Mangyan Kids Walk Three Hours to a Classroom Where Nobody Speaks Hanunuo
DepEd's mother tongue policy ends at Grade 3. After that, Mindoro's indigenous students face Tagalog textbooks, English exams, and teachers who can't pronounce their names.
A Hanunuo Mangyan student in Mindoro can finish elementary in her own language, then walk three hours down a mountain trail to a high school where no teacher speaks it. The textbooks switch to Tagalog. The board exams are in English. The transition is not gradual. It is a cliff.
This is what the K-12 mother tongue policy was supposed to fix. Mother Tongue-Based Multilingual Education, rolled out in 2012, recognized that kids learn faster when early lessons happen in the language they actually speak at home. For Mindoro, that means Hanunuo, Buhid, Alangan, Iraya, Tadyawan, Tawbuid, or Bangon, depending on which Mangyan group the child belongs to.
The policy stops at Grade 3.
What happens after Grade 4
From Grade 4 onward, instruction shifts to Filipino and English. For lowland Tagalog-speaking kids, Filipino is close enough. For a Mangyan child whose first three years of school happened in Hanunuo, Grade 4 is a foreign country with no translator.

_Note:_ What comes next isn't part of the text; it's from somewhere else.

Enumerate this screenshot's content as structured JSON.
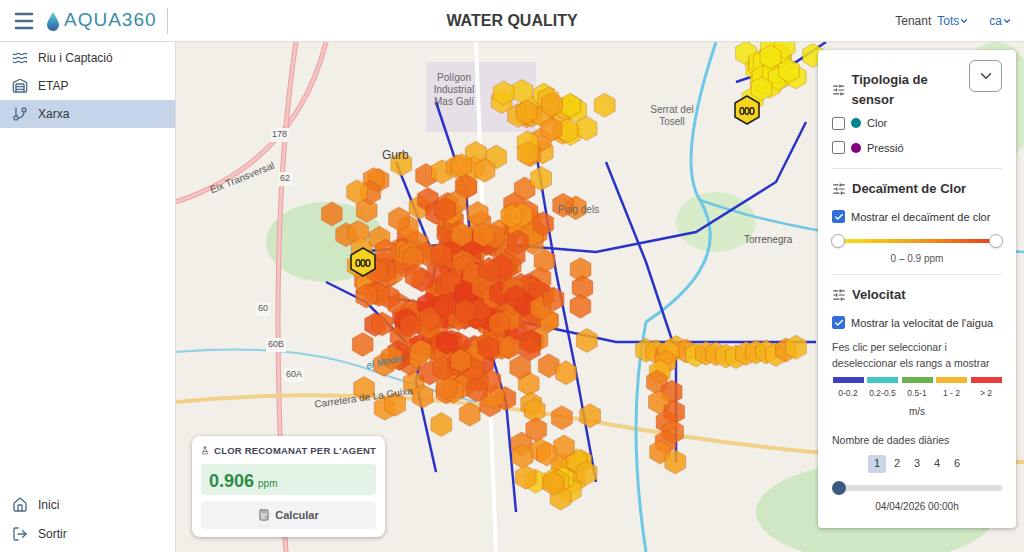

Teachers posted to upland schools are usually lowland graduates. They do not speak Mangyan languages. Many do not stay long. Education advocates working with indigenous communities have documented teacher turnover rates that make sustained learning almost impossible, with vacancies in IP schools often filled by contractual hires who leave within a year or two.
The Indigenous Peoples Education program exists on paper. DepEd Order No. 62 from 2011 promised culturally responsive curriculum and community-developed learning materials. More than a decade in, the materials are uneven, the trained teachers are few, and the budget line is small enough that most schools do not see it.
The dropout math
Mangyan student attrition between elementary and high school is steep. Walking three hours each way is part of it. So is the cost of a uniform, transport money, and food away from home. Language is the other half. A child who cannot follow Grade 7 Araling Panlipunan in Tagalog does not raise her hand. She stops going.
The kids who finish high school often do so by abandoning the first language entirely. By the time they reach college, if they reach it, Hanunuo or Buhid is something they speak only when they go home. Their younger siblings notice. The language thins out one cohort at a time.
What the policy was supposed to do
The original MTB-MLE design imagined a longer runway. International research on bilingual education suggests mother tongue instruction works best when it continues into the upper grades, with the second language layered in slowly. Cutting it at Grade 3 was a compromise that became permanent.
DepEd has floated revisions, pilots, and review committees. Indigenous education networks have submitted proposals to extend mother tongue instruction through Grade 6, train more IP teachers locally, and certify community elders as language resource persons. The proposals sit in queues.
Meanwhile, the trail from the upland sitio to the nearest public high school is still three hours on foot. The teacher at the other end still cannot say the student's name correctly. The textbook still opens in a language she met for the first time in Grade 4. The dropout list at the end of the school year still has more Mangyan surnames on it than the enrollment list said it should.